The finer grain, personalized data provided through biometrics would be like gold in the data brokers’ servers, enabling companies to significantly fine-tune the way they target potential customers and providing government agencies with additional ways to oversee populations. “Despite consumer data broker companies’ clear links with credit rating agencies, revenues numbering in the billions, exemption from state regulations to protect consumers from identity theft, and documented data breaches, the average citizen has likely never heard of these powerful corporations” . Since these brokers collate data and construct profiles through whatever means available, by adding biometric algorithms and databases to the mix, these brokers, and crucially their clients, accumulate troves of data to the point that they may know more intimate details about persons (including income, debt, illness, criminal records, and drugs taken) than their families do. Some high-end stores already use facial recognition software to alert clerks and salespeople that a VIP or a celebrity is in the store (Salinas, 2013). With large enough databases, what’s to prevent stores from identifying even non-VIP customers who walk in the door?
The acceleration of profiling and personalization is a natural consequence of big data business strategies. Firms at the center of the big data economy claim that their data troves reverse the common economic law of diminishing marginal returns. The more data a firm has, the more its existing store is worth, since contextualization of profiles enables ever greater power of sorting, control, price discrimination — and even blackmail.
These implications, among others, are consequences of the ways biometrics allow — and encourage — more intensive commodification of physical bodies. “Biometrics break bodies down into their component parts in ways that allow them to be marketed more easily in the transnational marketplace … The flimsy material body is rendered rugged as biometric technologies make the body replicable, transmittable, and segmentable” . We’ve heard of the data economy, but how about the face economy, or iris economy or gait economy? There are entire corporate sectors eager to mine that data and put it to use in any number of ways: data brokers construct in-depth consumer profiles replete with biometric templates; salespeople and store security use biometric emanations to pull up your reputation from the database; and your identity is pinned to your location, which is better tracked as you move through the streets, public squares and shops. Insurance companies, for instance, are hungry for the somatic data provided by personal health and fitness monitoring devices (Sadowski, 2014a). Imagine what they, and others, could do with the knowledge and power provided by diverse types of biometrics.

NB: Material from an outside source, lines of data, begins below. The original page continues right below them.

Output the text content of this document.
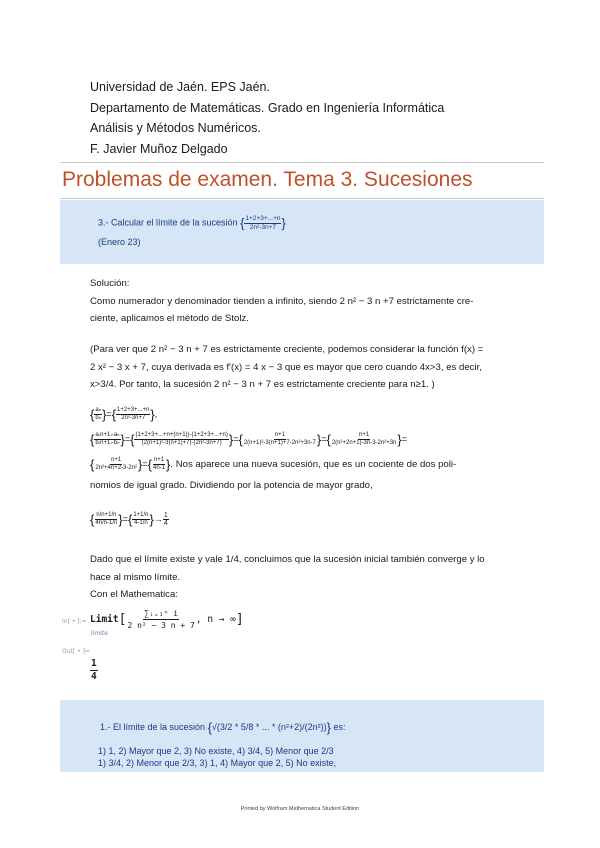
Universidad de Jaén. EPS Jaén.
Departamento de Matemáticas. Grado en Ingeniería Informática
Análisis y Métodos Numéricos.
F. Javier Muñoz Delgado
Problemas de examen. Tema 3. Sucesiones
3.- Calcular el límite de la sucesión { $\frac{1+2+3+...+n}{\text{2n²-3n+7}}$ }
(Enero 23)
Solución:
Como numerador y denominador tienden a infinito, siendo 2 n² − 3 n +7 estrictamente cre-
ciente, aplicamos el método de Stolz.
(Para ver que 2 n² − 3 n + 7 es estrictamente creciente, podemos considerar la función f(x) =
2 x² − 3 x + 7, cuya derivada es f'(x) = 4 x − 3 que es mayor que cero cuando 4x>3, es decir,
x>3/4. Por tanto, la sucesión 2 n² − 3 n + 7 es estrictamente creciente para n≥1. )
{ $\frac{\text{aₙ}}{\text{bₙ}}$ }={ $\frac{1+2+3+...+n}{\text{2n²-3n+7}}$ },
{ $\frac{\text{a₍n+1₎-aₙ}}{\text{b₍n+1₎-bₙ}}$ }={ $\frac{(1+2+3+...+n+(n+1))-(1+2+3+...+n)}{\text{(2(n+1)²-3(n+1)+7)-(2n²-3n+7)}}$ }={ $\frac{n+1}{\text{2(n+1)²-3(n+1)+7-2n²+3n-7}}$ }={ $\frac{n+1}{\text{2(n²+2n+1)-3n-3-2n²+3n}}$ }=
{ $\frac{n+1}{\text{2n²+4n+2-3-2n²}}$ }={ $\frac{n+1}{4n-1}$ }. Nos aparece una nueva sucesión, que es un cociente de dos poli-
nomios de igual grado. Dividiendo por la potencia de mayor grado,
{ $\frac{n/n+1/n}{4n/n-1/n}$ }={ $\frac{1+1/n}{4-1/n}$ }→ $\frac{1}{4}$
Dado que el límite existe y vale 1/4, concluimos que la sucesión inicial también converge y lo
hace al mismo límite.
Con el Mathematica:
In[ • ]:= Limit[ $\frac{\text{∑ᵢ₌₁ⁿ i}}{\text{2 n² − 3 n + 7}}$ , n → ∞]
límite
Out[ • ]=
$\frac{1}{4}$
1.- El límite de la sucesión {√(3/2 * 5/8 * ... * (n²+2)/(2n²))} es:
1) 1, 2) Mayor que 2, 3) No existe, 4) 3/4, 5) Menor que 2/3
1) 3/4, 2) Menor que 2/3, 3) 1, 4) Mayor que 2, 5) No existe,
Printed by Wolfram Mathematica Student Edition
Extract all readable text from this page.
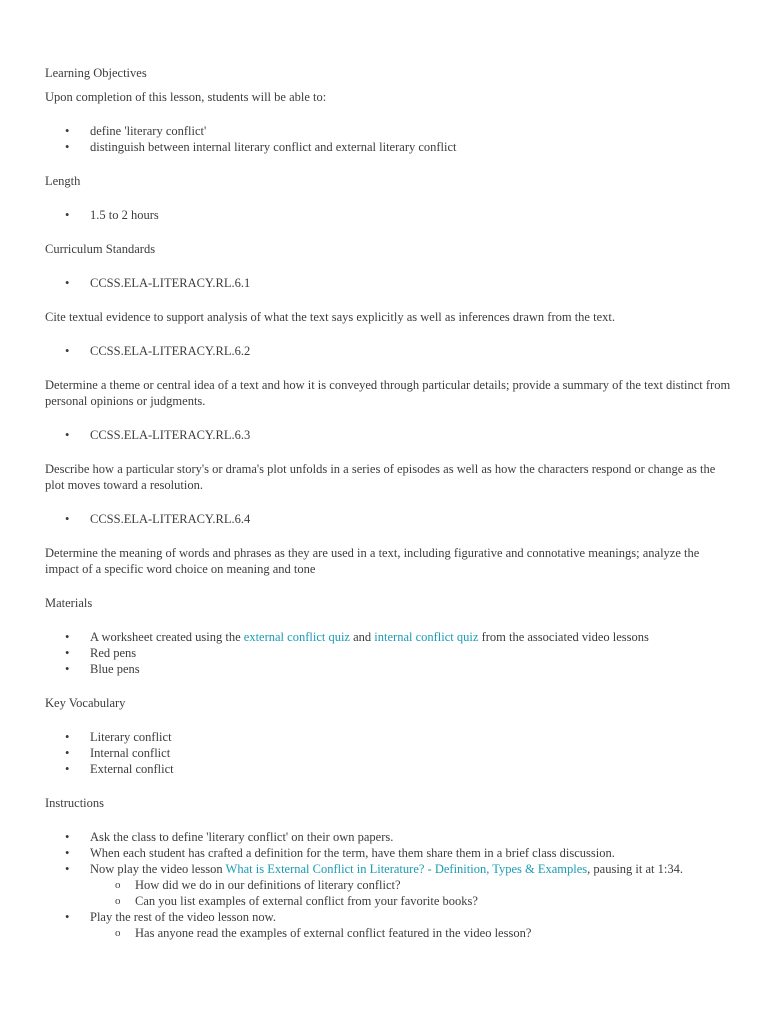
Learning Objectives

Upon completion of this lesson, students will be able to:

• define 'literary conflict'
• distinguish between internal literary conflict and external literary conflict

Length

• 1.5 to 2 hours

Curriculum Standards

• CCSS.ELA-LITERACY.RL.6.1

Cite textual evidence to support analysis of what the text says explicitly as well as inferences drawn from the text.

• CCSS.ELA-LITERACY.RL.6.2

Determine a theme or central idea of a text and how it is conveyed through particular details; provide a summary of the text distinct from personal opinions or judgments.

• CCSS.ELA-LITERACY.RL.6.3

Describe how a particular story's or drama's plot unfolds in a series of episodes as well as how the characters respond or change as the plot moves toward a resolution.

• CCSS.ELA-LITERACY.RL.6.4

Determine the meaning of words and phrases as they are used in a text, including figurative and connotative meanings; analyze the impact of a specific word choice on meaning and tone

Materials

• A worksheet created using the external conflict quiz and internal conflict quiz from the associated video lessons
• Red pens
• Blue pens

Key Vocabulary

• Literary conflict
• Internal conflict
• External conflict

Instructions

• Ask the class to define 'literary conflict' on their own papers.
• When each student has crafted a definition for the term, have them share them in a brief class discussion.
• Now play the video lesson What is External Conflict in Literature? - Definition, Types & Examples, pausing it at 1:34.
o How did we do in our definitions of literary conflict?
o Can you list examples of external conflict from your favorite books?
• Play the rest of the video lesson now.
o Has anyone read the examples of external conflict featured in the video lesson?
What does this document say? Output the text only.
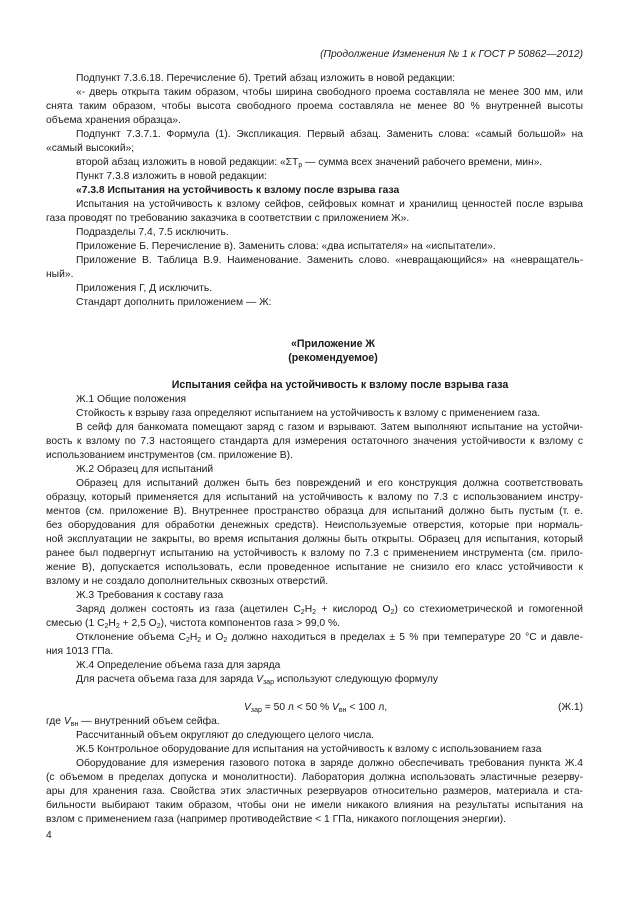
(Продолжение Изменения № 1 к ГОСТ Р 50862—2012)
Подпункт 7.3.6.18. Перечисление б). Третий абзац изложить в новой редакции:
«- дверь открыта таким образом, чтобы ширина свободного проема составляла не менее 300 мм, или
снята таким образом, чтобы высота свободного проема составляла не менее 80 % внутренней высоты
объема хранения образца».
Подпункт 7.3.7.1. Формула (1). Экспликация. Первый абзац. Заменить слова: «самый большой» на
«самый высокий»;
второй абзац изложить в новой редакции: «$\Sigma Т_р$ — сумма всех значений рабочего времени, мин».
Пункт 7.3.8 изложить в новой редакции:
«7.3.8 Испытания на устойчивость к взлому после взрыва газа
Испытания на устойчивость к взлому сейфов, сейфовых комнат и хранилищ ценностей после взрыва
газа проводят по требованию заказчика в соответствии с приложением Ж».
Подразделы 7.4, 7.5 исключить.
Приложение Б. Перечисление в). Заменить слова: «два испытателя» на «испытатели».
Приложение В. Таблица В.9. Наименование. Заменить слово. «невращающийся» на «невращатель-
ный».
Приложения Г, Д исключить.
Стандарт дополнить приложением — Ж:
«Приложение Ж
(рекомендуемое)
Испытания сейфа на устойчивость к взлому после взрыва газа
Ж.1 Общие положения
Стойкость к взрыву газа определяют испытанием на устойчивость к взлому с применением газа.
В сейф для банкомата помещают заряд с газом и взрывают. Затем выполняют испытание на устойчи-
вость к взлому по 7.3 настоящего стандарта для измерения остаточного значения устойчивости к взлому с
использованием инструментов (см. приложение В).
Ж.2 Образец для испытаний
Образец для испытаний должен быть без повреждений и его конструкция должна соответствовать
образцу, который применяется для испытаний на устойчивость к взлому по 7.3 с использованием инстру-
ментов (см. приложение В). Внутреннее пространство образца для испытаний должно быть пустым (т. е.
без оборудования для обработки денежных средств). Неиспользуемые отверстия, которые при нормаль-
ной эксплуатации не закрыты, во время испытания должны быть открыты. Образец для испытания, который
ранее был подвергнут испытанию на устойчивость к взлому по 7.3 с применением инструмента (см. прило-
жение В), допускается использовать, если проведенное испытание не снизило его класс устойчивости к
взлому и не создало дополнительных сквозных отверстий.
Ж.3 Требования к составу газа
Заряд должен состоять из газа (ацетилен $С_2Н_2$ + кислород $О_2$) со стехиометрической и гомогенной
смесью (1 $С_2Н_2 + 2,5$ $О_2$), чистота компонентов газа > 99,0 %.
Отклонение объема $С_2Н_2$ и $О_2$ должно находиться в пределах ± 5 % при температуре 20 °С и давле-
ния 1013 ГПа.
Ж.4 Определение объема газа для заряда
Для расчета объема газа для заряда $V_{зар}$ используют следующую формулу
$V_{зар} = 50$ л < 50 % $V_{вн} < 100$ л,	(Ж.1)
где $V_{вн}$ — внутренний объем сейфа.
Рассчитанный объем округляют до следующего целого числа.
Ж.5 Контрольное оборудование для испытания на устойчивость к взлому с использованием газа
Оборудование для измерения газового потока в заряде должно обеспечивать требования пункта Ж.4
(с объемом в пределах допуска и монолитности). Лаборатория должна использовать эластичные резерву-
ары для хранения газа. Свойства этих эластичных резервуаров относительно размеров, материала и ста-
бильности выбирают таким образом, чтобы они не имели никакого влияния на результаты испытания на
взлом с применением газа (например противодействие < 1 ГПа, никакого поглощения энергии).
4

Thus, biometrics present a way to not only dividualize people at minute scales, but also provide the means to intensify commodification — via strip-mining the newly available sources of data — and control — via biopolitical management — of people, all while the ‘smart city’ constructs a conducive platform for these activities.
The technological systems installed within cities to make them more connected, efficient, secure, and smart don’t exist in a vacuum. They “absorb and reproduce the dominant cultural values of the contemporary political economy” . At the subtle end of the spectrum of control, the systems act on us in ways that are functionally and/or physically invisible; few even know about data brokers, intrusive surveillance, and the ways we become incorporated into the data flows of capital. And even then, we “consent” by default because the options to not do things that pull us into the logics of these systems — such as not using digital platforms, not using smartphones, not going to stores and streets without a mask, not living in a populated area — can hardly be considered real choices for the vast majority of citizens.”